The bile salts emulsify the fats. That is, they break them up into small droplets with a large
surface area, which are more efficiently digested by lipase.
Chemical digestion
Chemical digestion is the break down of large insoluble molecules into small soluble
molecules.

Chemical digestion is controlled by enzymes which are produced in different areas of the
digestive system

There are three main types of digestive enzymes – carbohydrases, proteases and lipases
Digestion of starch
Amylases are produced in the mouth and the pancreas (secreted into the duodenum)

Amylases digest starch into smaller sugars.


Digestion of starch
Amylase is secreted into the alimentary canal in the mouth and the duodenum (from the
pancreas) and digests starch to maltose (a disaccharide)

Maltose is digested by the enzyme maltase into glucose on the membranes of the
epithelium lining the small intestine
Protein Digestion
Proteases are a group of enzymes that break down proteins into amino acids in the
stomach and small intestine (with the enzymes in the small intestine having been produced
in the pancreas).
Protein Digestion
Protein digestion takes place in the stomach and duodenum with two main enzymes
produced:

Pepsin is produced in the stomach

Trypsin is produced in the pancreas and secreted into the duodenum


Lipases

Lipase enzymes are produced in the pancreas and secreted into the duodenum

They digest lipids into fatty acids and glycerol


The Role of Hydrochloric Acid
The stomach produces several fluids which together are known as gastric juice

One of the fluids produced is hydrochloric acid.
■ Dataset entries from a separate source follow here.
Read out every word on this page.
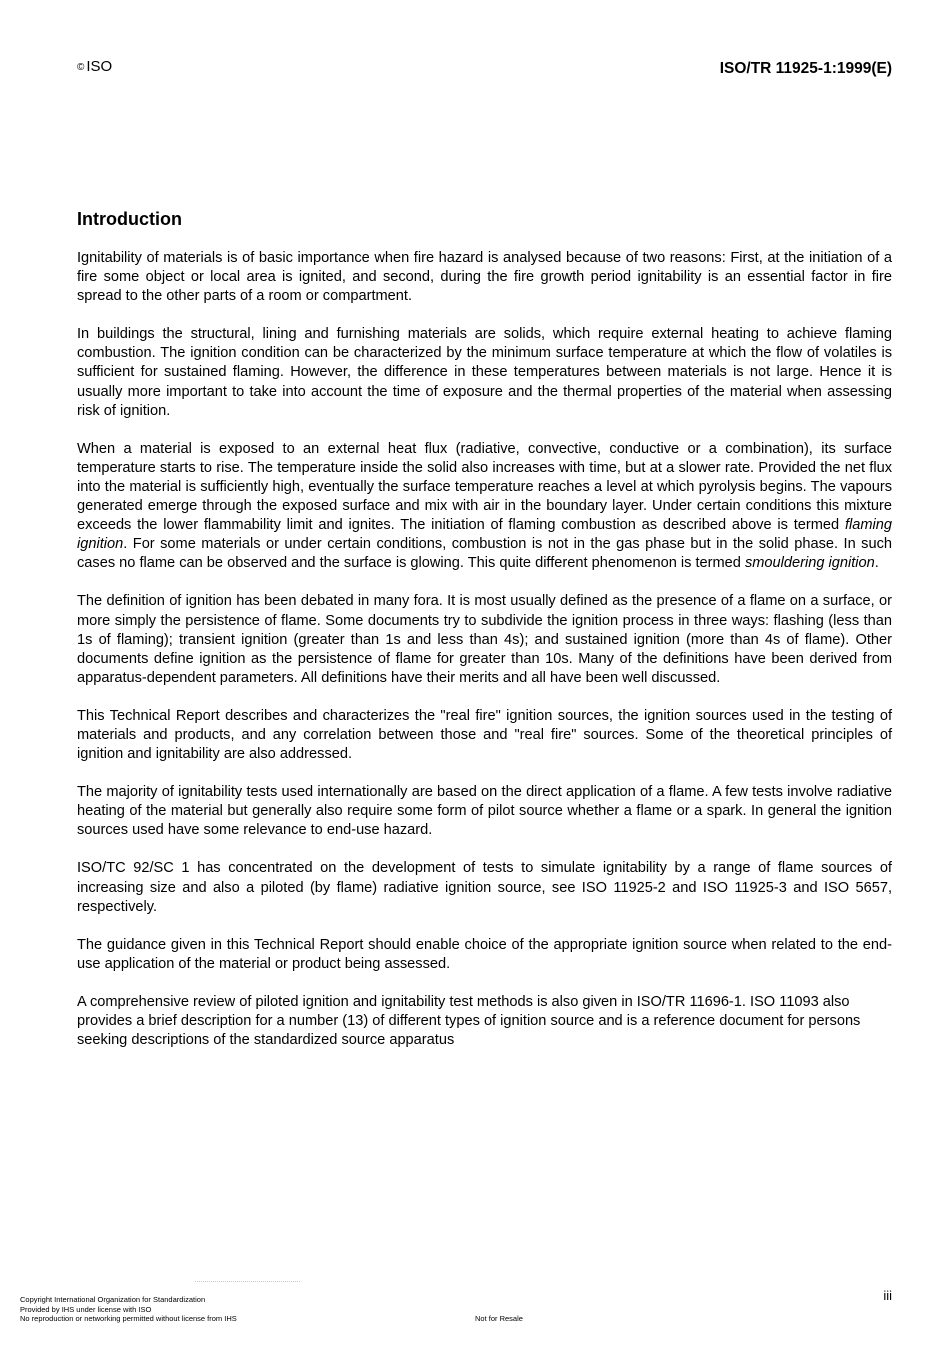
© ISO	ISO/TR 11925-1:1999(E)
Introduction

Ignitability of materials is of basic importance when fire hazard is analysed because of two reasons: First, at the initiation of a fire some object or local area is ignited, and second, during the fire growth period ignitability is an essential factor in fire spread to the other parts of a room or compartment.

In buildings the structural, lining and furnishing materials are solids, which require external heating to achieve flaming combustion. The ignition condition can be characterized by the minimum surface temperature at which the flow of volatiles is sufficient for sustained flaming. However, the difference in these temperatures between materials is not large. Hence it is usually more important to take into account the time of exposure and the thermal properties of the material when assessing risk of ignition.

When a material is exposed to an external heat flux (radiative, convective, conductive or a combination), its surface temperature starts to rise. The temperature inside the solid also increases with time, but at a slower rate. Provided the net flux into the material is sufficiently high, eventually the surface temperature reaches a level at which pyrolysis begins. The vapours generated emerge through the exposed surface and mix with air in the boundary layer. Under certain conditions this mixture exceeds the lower flammability limit and ignites. The initiation of flaming combustion as described above is termed flaming ignition. For some materials or under certain conditions, combustion is not in the gas phase but in the solid phase. In such cases no flame can be observed and the surface is glowing. This quite different phenomenon is termed smouldering ignition.

The definition of ignition has been debated in many fora. It is most usually defined as the presence of a flame on a surface, or more simply the persistence of flame. Some documents try to subdivide the ignition process in three ways: flashing (less than 1s of flaming); transient ignition (greater than 1s and less than 4s); and sustained ignition (more than 4s of flame). Other documents define ignition as the persistence of flame for greater than 10s. Many of the definitions have been derived from apparatus-dependent parameters. All definitions have their merits and all have been well discussed.

This Technical Report describes and characterizes the "real fire" ignition sources, the ignition sources used in the testing of materials and products, and any correlation between those and "real fire" sources. Some of the theoretical principles of ignition and ignitability are also addressed.

The majority of ignitability tests used internationally are based on the direct application of a flame. A few tests involve radiative heating of the material but generally also require some form of pilot source whether a flame or a spark. In general the ignition sources used have some relevance to end-use hazard.

ISO/TC 92/SC 1 has concentrated on the development of tests to simulate ignitability by a range of flame sources of increasing size and also a piloted (by flame) radiative ignition source, see ISO 11925-2 and ISO 11925-3 and ISO 5657, respectively.

The guidance given in this Technical Report should enable choice of the appropriate ignition source when related to the end-use application of the material or product being assessed.

A comprehensive review of piloted ignition and ignitability test methods is also given in ISO/TR 11696-1. ISO 11093 also provides a brief description for a number (13) of different types of ignition source and is a reference document for persons seeking descriptions of the standardized source apparatus

iii
Copyright International Organization for Standardization
Provided by IHS under license with ISO
No reproduction or networking permitted without license from IHS	Not for Resale
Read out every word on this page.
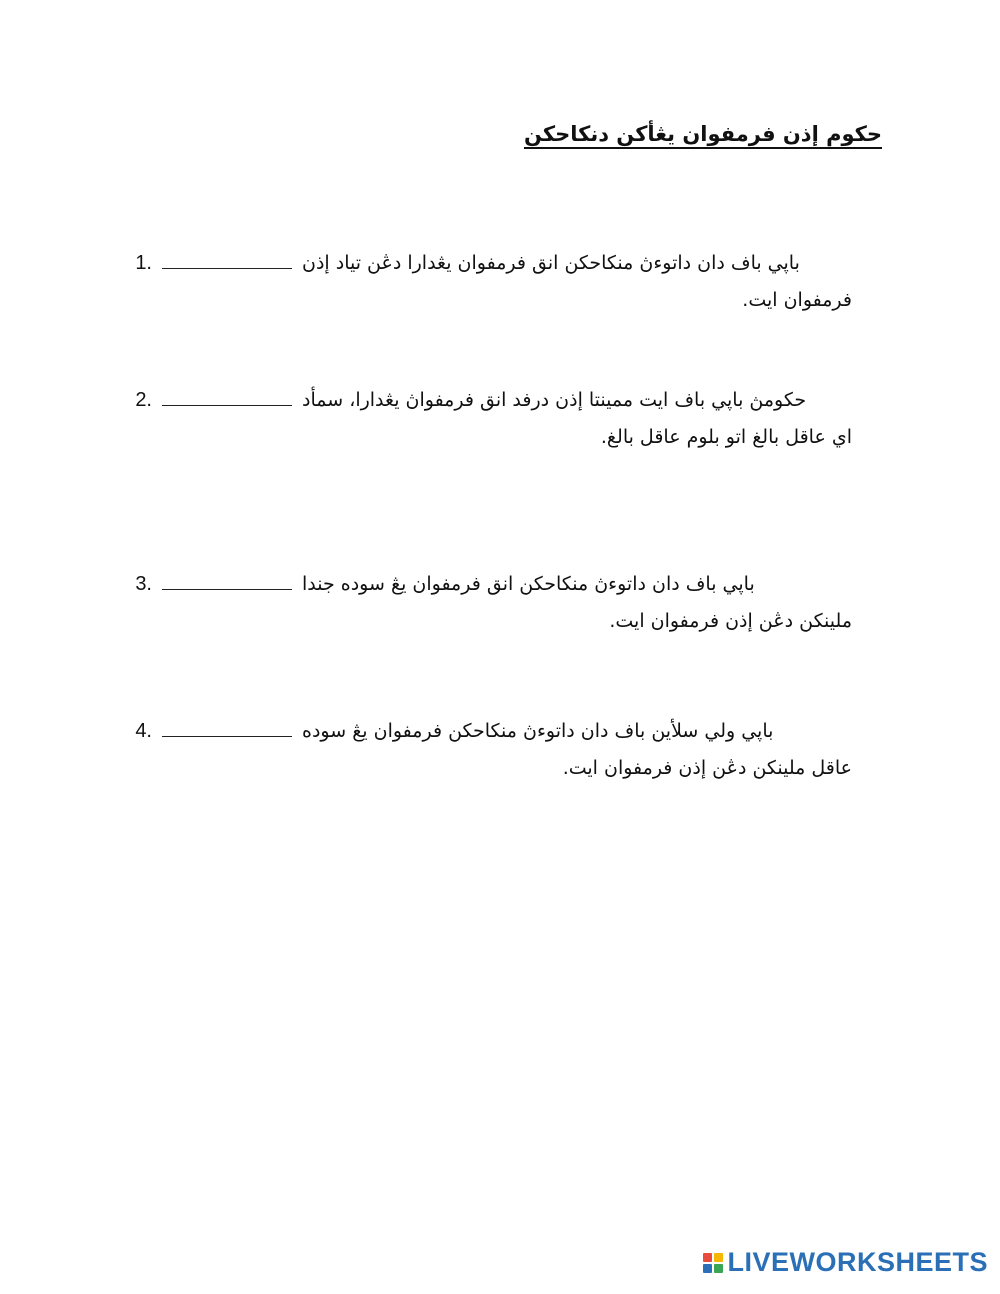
حكوم إذن فرمفوان يڠأكن دنكاحكن
1.	باڽي باف دان داتوءڽ منكاحكن انق فرمفوان يڠدارا دڠن تياد إذن
فرمفوان ايت.
2.	حكومڽ باڽي باف ايت ممينتا إذن درفد انق فرمفواڽ يڠدارا، سمأد
اي عاقل بالغ اتو بلوم عاقل بالغ.
3.	باڽي باف دان داتوءڽ منكاحكن انق فرمفوان يڠ سوده جندا
ملينكن دڠن إذن فرمفوان ايت.
4.	باڽي ولي سلأين باف دان داتوءڽ منكاحكن فرمفوان يڠ سوده
عاقل ملينكن دڠن إذن فرمفوان ايت.
LIVEWORKSHEETS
The low pH kills bacteria in food that we have ingested as it denatures the enzymes in
their cells, meaning they cannot carry out any cell reactions to maintain life

Pepsin, produced in the stomach, is an example of an enzyme which has a very low
optimum pH – around pH 2

The hydrochloric acid produced in the stomach ensures that conditions in the stomach
remain within the optimum range for pepsin to work at its fastest rate
Bile
Bile
Bile is a green, watery fluid made in the liver, stored in the gallbladder and delivered to
the duodenum by the bile duct.

Bile also contains bile salts, which act on fats rather like a detergent. The bile salts
emulsify the fats.

Bile is slightly alkaline as it contains sodium hydrogen carbonate and, along with
pancreatic juice, has the function of neutralising the acidic mixture of food and gastric
juices as it enters the duodenum.
Absorption
Absorption is the movement of nutrients from the intestines into the blood.

Water is absorbed in both the small intestine and the colon, but most absorption of water
also happens in the small intestine.

Absorption takes place in the second section of the small intestine, the ileum
Absorption
The ileum is adapted for absorption as it is very long and has a highly folded surface with
millions of villi (tiny, finger like projections).

These adaptations massively increase the surface area of the ileum, allowing absorption to
take place faster and more efficiently.
Structure of a Villus
Structure and Adaptation of the Villus
Microvilli on the surface of the villus further increase surface area for faster absorption of
nutrients.

Wall of villus is one cell thick meaning that there is only a short distance for absorption to
happen by diffusion and active transport.

Well supplied with a network of blood capillaries that transport glucose and amino acids
away from the small intestine in the blood.

Lacteal runs through the centre of the villus to transport fatty acids and glycerol away
from the small intestine in the lymph.